Wednesday, July 9, 2008

Readability

While some are encouraging others to procrastinate with wordles (see earlier post) and other timewasters, I thought I would provide a website you could visit to find out something potentially useful about your blog. How readable is it?

You can give your blog (or any website) a readability test

Below are the results for this blog.
(Note: The script only computes the results for the page you provide...it doesn't search your archives. Therefore, to find the URL I would enter, I clicked on the 2008 archives link in my sidebar.

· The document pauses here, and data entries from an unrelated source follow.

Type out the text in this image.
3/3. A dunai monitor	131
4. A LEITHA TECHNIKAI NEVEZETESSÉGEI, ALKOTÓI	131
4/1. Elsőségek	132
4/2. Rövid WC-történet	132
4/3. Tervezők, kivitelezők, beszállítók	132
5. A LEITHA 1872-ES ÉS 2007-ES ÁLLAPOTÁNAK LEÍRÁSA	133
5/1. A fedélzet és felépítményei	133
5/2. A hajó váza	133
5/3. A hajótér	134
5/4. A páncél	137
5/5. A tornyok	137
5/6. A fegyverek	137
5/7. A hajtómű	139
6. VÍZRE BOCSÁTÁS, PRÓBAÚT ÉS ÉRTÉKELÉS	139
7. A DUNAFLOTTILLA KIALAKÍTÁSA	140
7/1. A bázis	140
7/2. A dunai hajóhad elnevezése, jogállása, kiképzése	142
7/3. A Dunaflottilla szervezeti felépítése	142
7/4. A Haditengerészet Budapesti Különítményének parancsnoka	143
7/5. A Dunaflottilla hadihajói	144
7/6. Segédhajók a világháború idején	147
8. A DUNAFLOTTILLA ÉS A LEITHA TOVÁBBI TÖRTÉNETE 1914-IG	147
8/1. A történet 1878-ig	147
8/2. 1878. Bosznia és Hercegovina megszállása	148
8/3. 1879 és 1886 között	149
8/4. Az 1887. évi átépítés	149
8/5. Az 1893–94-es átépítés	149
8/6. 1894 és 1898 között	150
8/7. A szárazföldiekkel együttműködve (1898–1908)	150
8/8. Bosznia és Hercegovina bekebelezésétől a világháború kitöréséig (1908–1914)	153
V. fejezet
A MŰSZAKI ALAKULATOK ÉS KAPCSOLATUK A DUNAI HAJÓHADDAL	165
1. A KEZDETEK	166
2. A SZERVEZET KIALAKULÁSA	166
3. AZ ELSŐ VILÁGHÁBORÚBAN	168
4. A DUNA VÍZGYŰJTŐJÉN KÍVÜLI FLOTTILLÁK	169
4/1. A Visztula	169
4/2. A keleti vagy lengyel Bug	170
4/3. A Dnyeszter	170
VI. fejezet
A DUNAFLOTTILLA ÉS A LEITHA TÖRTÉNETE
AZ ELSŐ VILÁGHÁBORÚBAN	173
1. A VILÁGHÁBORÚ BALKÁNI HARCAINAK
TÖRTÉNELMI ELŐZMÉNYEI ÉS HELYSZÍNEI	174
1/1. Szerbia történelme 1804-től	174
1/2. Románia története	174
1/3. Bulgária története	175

This is the URL: http://transylvaniandutch.blogspot.com/search?updated-min=2008-01-01T00%3A00%3A00-06%3A00&updated-max=2009-01-01T00%3A00%3A00-06%3A00&max-results=50

If you ignore the gobbledygook, you can see there are three variables that are easily modifiable - a beginning date, an ending date, and a maximum number of posts. I made the necessary changes so that every 2008 post of mine would appear on one page. Therefore the statistics below represent my average for the entire year so far.)
Reading Level Results

Total sentences 5180
Total words 49461
Average words per Sentence 9.55
Words with 1 Syllable 32003
Words with 2 Syllables 9804
Words with 3 Syllables 5252
Words with 4 or more Syllables 2402
Percentage of word with three or more syllables 15.47%
Average Syllables per Word 1.56
Gunning Fog Index 10.01
Flesch Reading Ease 65.48
Flesch-Kincaid Grade 6.50

Interpretation:

My blog falls somewhere inbetween 6th and 10th grade level reading. I consider that good. I wouldn't want my writing to require higher than a high school education to read. Supposedly it is roughly equivalent to the readability of Time and Newsweek.

Flesch Reading Ease is a 100 point scale, the higher the number the easier it is to read. 60-70 is a recommended target, which I seem to fall smack dab in the middle.

1 comment:

Jasia said...

I like it. A time waster that actually produces something of value ;-) My blog's numbers are very close to yours. I was surprised by the numbers though (both yours and mine). I would have thought we were writing for a more educated audience.